Last week I found out that my friend, Carole Enahoro, has been shortlisted for a Commonwealth Writers Prize for her first novel, Doing Dangerously Well. Regional winners will be announced in early March and final results in May.
Carole was a member of my writing group here in Whitby. Actually, she was the one who invited me to join, so I owe her a lot. But don’t tell her I said that; it’ll go to her head.
Anyhow, it’s wonderful to see a Whitby writer doing well. (Okay, so she grew up in Britain and Nigeria and even lived in Oshawa for a bit, but once a Whitby girl, always a Whitby girl.)
I read Carole’s book last June. It was my first time reading it; DDW passed through the writing group long before I ever got there. I’ve read friends’ published novels before, but this was different. I’ve taken a couple of writing courses from Carole, so I know something about how she puts her books together. It was incredible, reading her story through that lens.
Here’s something I learned from Carole: words count. (Well, duh, you say. Isn’t that what being a writer is supposed to be about?) But Carole is very particular about word choice. I doubt that there’s a noun or a verb in her book that she hasn’t examined.
An example: she has two sisters in her book, Barbara and Mary Glass. A main theme in her book is water. Think about what glass has in common with water. With ice. With mirrors. A name is such a little thing, but when Carole names a character, it isn’t. You could probably write a whole thesis about the water, glass and ice images in DDW, the ways they’re used, and what that’s meant to reveal about each character and moment in the book.
Here’s the best part of the post: the lesson. This is a tiny snippet of something Carole taught me. I can’t give it all away, or Carole will get mad and use some of her schmancy British insults on me. And since I have to look most of them up, it gets embarrassing. Still, I’m willing to risk it to share this.
Think about your manuscript. Think about a central theme. Now come up with an image or word to represent that theme. Write it in the centre of a blank page. I’m willing to bet that Carole started with “water.”
Brainstorm. Brainstorm off your brainstorm ideas. Don’t stop until your whole page is covered. Get into opposites. Water might lead to wet, which might lead to dry, which might lead to desert, sand, sun, heat. And sun might lead to moon and stars. Or to fire which you might already have on your pages as an opposite of water. Draw a line to connect it to sun. Moon and stars might lead to night, black, ink. Just keep going.
When your pages is covered in spidery scribbles, sit back and look at it. Read the words. Circle the ones that resonate for you — the ones that strike you as particularly strong, or that just feel right for some reason you can’t explain.
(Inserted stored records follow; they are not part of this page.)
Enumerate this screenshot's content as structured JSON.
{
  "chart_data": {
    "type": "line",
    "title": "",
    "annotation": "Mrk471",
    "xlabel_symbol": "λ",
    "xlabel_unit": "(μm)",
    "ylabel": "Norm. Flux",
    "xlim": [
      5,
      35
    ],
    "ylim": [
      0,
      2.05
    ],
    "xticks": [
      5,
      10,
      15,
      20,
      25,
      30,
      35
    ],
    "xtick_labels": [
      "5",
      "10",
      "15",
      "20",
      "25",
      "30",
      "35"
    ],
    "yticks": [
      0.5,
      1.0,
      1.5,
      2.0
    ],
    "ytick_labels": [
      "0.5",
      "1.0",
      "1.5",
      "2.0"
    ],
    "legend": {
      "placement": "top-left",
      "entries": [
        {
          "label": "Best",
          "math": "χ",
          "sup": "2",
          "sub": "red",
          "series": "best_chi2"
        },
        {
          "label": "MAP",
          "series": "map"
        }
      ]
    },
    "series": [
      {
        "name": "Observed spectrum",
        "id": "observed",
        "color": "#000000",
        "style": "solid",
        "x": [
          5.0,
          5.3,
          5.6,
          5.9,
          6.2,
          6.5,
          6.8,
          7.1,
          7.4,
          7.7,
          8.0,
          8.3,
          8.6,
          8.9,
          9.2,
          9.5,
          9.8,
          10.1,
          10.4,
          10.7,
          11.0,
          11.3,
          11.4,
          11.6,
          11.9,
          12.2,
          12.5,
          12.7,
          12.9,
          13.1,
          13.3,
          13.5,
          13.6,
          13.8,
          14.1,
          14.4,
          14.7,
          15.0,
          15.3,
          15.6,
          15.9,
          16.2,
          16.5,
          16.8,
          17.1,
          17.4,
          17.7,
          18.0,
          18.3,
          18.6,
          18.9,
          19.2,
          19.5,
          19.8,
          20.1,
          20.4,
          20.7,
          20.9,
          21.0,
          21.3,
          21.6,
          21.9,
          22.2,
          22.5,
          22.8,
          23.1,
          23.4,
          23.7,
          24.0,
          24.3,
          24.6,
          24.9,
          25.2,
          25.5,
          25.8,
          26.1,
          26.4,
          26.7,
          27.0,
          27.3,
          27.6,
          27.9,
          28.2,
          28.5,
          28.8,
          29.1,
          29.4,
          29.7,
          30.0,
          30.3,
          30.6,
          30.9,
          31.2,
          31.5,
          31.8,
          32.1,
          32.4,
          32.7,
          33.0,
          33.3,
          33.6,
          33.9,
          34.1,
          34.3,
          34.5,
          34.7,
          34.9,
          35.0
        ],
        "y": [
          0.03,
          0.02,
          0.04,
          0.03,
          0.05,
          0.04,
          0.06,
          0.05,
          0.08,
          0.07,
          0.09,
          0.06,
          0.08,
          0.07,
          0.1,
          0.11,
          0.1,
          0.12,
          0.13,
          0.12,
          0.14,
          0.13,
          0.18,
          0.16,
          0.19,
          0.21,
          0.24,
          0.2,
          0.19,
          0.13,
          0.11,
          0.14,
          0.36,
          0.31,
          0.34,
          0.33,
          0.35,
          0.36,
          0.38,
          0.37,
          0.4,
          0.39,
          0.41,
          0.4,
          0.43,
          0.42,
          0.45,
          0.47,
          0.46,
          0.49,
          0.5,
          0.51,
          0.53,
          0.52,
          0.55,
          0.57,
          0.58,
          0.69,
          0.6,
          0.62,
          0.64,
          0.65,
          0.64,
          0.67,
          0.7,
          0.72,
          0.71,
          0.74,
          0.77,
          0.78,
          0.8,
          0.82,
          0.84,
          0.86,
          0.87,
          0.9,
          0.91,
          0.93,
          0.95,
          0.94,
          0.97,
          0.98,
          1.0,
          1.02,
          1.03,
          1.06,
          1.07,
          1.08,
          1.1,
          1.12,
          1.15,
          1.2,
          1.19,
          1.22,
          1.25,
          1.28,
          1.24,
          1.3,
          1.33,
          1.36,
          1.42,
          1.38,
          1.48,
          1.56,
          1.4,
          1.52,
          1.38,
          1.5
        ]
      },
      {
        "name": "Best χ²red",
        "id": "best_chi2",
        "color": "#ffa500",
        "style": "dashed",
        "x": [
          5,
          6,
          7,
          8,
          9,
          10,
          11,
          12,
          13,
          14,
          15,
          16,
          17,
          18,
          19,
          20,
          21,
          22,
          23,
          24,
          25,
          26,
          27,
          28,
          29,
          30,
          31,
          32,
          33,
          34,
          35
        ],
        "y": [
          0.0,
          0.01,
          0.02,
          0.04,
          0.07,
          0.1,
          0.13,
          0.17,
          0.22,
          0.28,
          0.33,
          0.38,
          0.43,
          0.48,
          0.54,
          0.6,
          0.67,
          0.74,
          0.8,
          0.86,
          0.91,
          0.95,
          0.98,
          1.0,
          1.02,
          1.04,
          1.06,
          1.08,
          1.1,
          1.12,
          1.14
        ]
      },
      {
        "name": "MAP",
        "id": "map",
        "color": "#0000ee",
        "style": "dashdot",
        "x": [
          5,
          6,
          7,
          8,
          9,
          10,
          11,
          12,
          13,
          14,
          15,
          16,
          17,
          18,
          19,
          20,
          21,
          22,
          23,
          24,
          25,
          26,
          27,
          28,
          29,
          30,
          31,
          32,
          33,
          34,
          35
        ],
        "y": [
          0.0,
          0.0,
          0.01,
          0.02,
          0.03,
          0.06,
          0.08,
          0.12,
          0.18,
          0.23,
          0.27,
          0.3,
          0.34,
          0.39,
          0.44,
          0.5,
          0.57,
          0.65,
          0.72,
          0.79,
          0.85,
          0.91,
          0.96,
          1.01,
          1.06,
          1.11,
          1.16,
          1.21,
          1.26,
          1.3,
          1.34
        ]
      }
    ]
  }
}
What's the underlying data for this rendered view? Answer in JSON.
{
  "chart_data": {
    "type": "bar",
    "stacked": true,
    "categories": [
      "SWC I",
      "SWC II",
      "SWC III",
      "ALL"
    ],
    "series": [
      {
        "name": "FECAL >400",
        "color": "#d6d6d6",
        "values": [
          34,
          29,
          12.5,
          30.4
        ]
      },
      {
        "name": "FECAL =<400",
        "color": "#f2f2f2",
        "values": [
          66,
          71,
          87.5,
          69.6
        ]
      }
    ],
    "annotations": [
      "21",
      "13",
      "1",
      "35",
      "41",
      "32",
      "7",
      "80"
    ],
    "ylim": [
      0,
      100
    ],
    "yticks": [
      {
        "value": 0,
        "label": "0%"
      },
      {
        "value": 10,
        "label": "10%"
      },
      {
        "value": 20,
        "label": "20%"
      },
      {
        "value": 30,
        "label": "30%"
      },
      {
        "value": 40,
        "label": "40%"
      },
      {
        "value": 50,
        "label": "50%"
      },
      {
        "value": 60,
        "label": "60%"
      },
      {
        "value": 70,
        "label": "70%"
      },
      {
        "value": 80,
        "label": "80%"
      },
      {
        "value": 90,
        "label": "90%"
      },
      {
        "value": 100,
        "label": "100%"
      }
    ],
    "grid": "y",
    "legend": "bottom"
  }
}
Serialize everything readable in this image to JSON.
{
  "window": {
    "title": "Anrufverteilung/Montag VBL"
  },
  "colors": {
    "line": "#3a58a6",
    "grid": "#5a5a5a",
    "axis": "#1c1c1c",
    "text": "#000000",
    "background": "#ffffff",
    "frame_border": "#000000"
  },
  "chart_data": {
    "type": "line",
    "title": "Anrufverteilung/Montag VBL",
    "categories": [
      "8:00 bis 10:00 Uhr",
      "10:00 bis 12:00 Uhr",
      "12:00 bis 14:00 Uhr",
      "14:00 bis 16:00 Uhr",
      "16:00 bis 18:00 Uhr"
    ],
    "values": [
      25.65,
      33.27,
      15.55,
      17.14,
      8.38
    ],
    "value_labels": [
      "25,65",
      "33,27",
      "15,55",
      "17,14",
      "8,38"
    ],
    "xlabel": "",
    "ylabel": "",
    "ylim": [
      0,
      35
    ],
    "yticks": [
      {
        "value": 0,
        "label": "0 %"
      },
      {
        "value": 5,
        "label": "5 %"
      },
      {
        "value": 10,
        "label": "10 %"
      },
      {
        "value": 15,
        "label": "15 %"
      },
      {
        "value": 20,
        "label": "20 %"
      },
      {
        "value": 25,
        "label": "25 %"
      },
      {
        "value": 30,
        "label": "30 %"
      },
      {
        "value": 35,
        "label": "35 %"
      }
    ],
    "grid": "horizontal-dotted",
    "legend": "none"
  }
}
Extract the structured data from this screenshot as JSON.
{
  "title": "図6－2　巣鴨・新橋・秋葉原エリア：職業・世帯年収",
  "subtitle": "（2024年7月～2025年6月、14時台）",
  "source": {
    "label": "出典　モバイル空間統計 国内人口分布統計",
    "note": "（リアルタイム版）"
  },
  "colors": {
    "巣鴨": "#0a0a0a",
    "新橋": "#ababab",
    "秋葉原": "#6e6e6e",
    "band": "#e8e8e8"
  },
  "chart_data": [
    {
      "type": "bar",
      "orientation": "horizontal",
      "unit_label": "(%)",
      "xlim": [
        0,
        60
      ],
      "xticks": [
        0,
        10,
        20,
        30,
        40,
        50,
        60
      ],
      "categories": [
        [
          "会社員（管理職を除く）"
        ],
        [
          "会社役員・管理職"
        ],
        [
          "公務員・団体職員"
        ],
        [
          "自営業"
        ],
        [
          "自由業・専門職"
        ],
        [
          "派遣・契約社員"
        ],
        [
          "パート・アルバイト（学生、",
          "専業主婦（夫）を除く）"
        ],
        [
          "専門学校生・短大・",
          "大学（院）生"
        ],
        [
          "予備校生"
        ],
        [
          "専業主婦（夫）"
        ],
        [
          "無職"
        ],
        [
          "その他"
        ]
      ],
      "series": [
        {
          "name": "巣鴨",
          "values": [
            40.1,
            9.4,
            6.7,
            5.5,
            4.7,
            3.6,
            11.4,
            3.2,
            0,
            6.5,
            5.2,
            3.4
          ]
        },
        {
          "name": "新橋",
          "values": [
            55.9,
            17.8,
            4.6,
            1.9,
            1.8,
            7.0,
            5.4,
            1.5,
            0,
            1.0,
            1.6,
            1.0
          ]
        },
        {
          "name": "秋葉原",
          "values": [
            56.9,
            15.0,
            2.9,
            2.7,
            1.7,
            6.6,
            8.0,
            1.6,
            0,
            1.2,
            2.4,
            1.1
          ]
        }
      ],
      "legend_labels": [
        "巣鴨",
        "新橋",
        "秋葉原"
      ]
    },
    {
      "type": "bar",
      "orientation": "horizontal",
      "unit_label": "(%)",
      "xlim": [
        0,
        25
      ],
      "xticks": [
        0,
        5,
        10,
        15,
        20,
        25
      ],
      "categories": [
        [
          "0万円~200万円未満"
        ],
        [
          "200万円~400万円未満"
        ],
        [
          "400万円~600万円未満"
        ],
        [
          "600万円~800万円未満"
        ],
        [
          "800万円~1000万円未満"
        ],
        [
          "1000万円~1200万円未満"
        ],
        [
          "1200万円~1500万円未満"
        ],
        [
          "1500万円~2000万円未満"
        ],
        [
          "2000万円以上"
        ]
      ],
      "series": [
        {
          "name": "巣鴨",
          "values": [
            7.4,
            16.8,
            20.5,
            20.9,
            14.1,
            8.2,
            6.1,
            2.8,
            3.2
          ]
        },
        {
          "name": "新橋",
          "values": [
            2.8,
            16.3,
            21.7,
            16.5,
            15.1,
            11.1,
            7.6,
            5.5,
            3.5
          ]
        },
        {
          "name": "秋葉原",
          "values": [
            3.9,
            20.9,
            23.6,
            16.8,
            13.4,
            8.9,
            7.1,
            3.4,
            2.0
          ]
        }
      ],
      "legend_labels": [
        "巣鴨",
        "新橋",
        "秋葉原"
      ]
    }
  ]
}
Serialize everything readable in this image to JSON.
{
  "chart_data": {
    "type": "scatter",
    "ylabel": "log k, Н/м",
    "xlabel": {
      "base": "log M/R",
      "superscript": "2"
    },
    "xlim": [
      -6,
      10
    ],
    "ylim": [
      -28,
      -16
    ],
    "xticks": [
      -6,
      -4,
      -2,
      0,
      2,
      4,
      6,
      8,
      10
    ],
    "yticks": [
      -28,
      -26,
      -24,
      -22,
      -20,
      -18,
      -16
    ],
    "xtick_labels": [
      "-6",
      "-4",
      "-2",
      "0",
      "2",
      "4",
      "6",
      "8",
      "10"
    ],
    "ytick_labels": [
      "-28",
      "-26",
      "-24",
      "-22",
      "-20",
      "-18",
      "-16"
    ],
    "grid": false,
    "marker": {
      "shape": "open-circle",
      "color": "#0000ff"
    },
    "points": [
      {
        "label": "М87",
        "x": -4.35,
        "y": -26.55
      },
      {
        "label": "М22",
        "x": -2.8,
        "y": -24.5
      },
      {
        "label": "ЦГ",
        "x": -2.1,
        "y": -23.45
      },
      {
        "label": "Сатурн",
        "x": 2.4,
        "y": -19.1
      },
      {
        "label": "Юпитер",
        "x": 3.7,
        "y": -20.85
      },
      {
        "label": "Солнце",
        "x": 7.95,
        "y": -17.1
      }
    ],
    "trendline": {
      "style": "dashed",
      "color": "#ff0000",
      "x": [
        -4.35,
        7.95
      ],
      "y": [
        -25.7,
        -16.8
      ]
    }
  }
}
Now put it away until your book is written. This isn’t early draft stuff. Wait until you’re pretty sure of your story and ready to think about specific word choices that will make your novel stronger. And then, when you need to introduce a minor character or a town name, take a look at your page. See if there’s a word or an idea that might work. “Smith” is boring. Maybe there’s a name that can link to theme in some way — either by falling in with it or by highlighting its opposite.
When you’re describing something, see if some of those powerful words will work for you. Is that skinny, silvery cat tail curved like a scimitar or like a crescent moon? It depends. But when you choose words that resonate with your theme on that weird, subconscious level that you access when you’re brainstorming, cool stuff happens.
I don’t make a lot of grown-up book recommendations. I write for kids, so most of what I read is written for kids. I will say this, though. Once I started reading Carole’s book, I couldn’t put it down. It was vastly different than anything I had ever read. It was funnier, sadder, richer, and just plan more than I expected. And once you read it, you won’t look at water, or words, the same way again.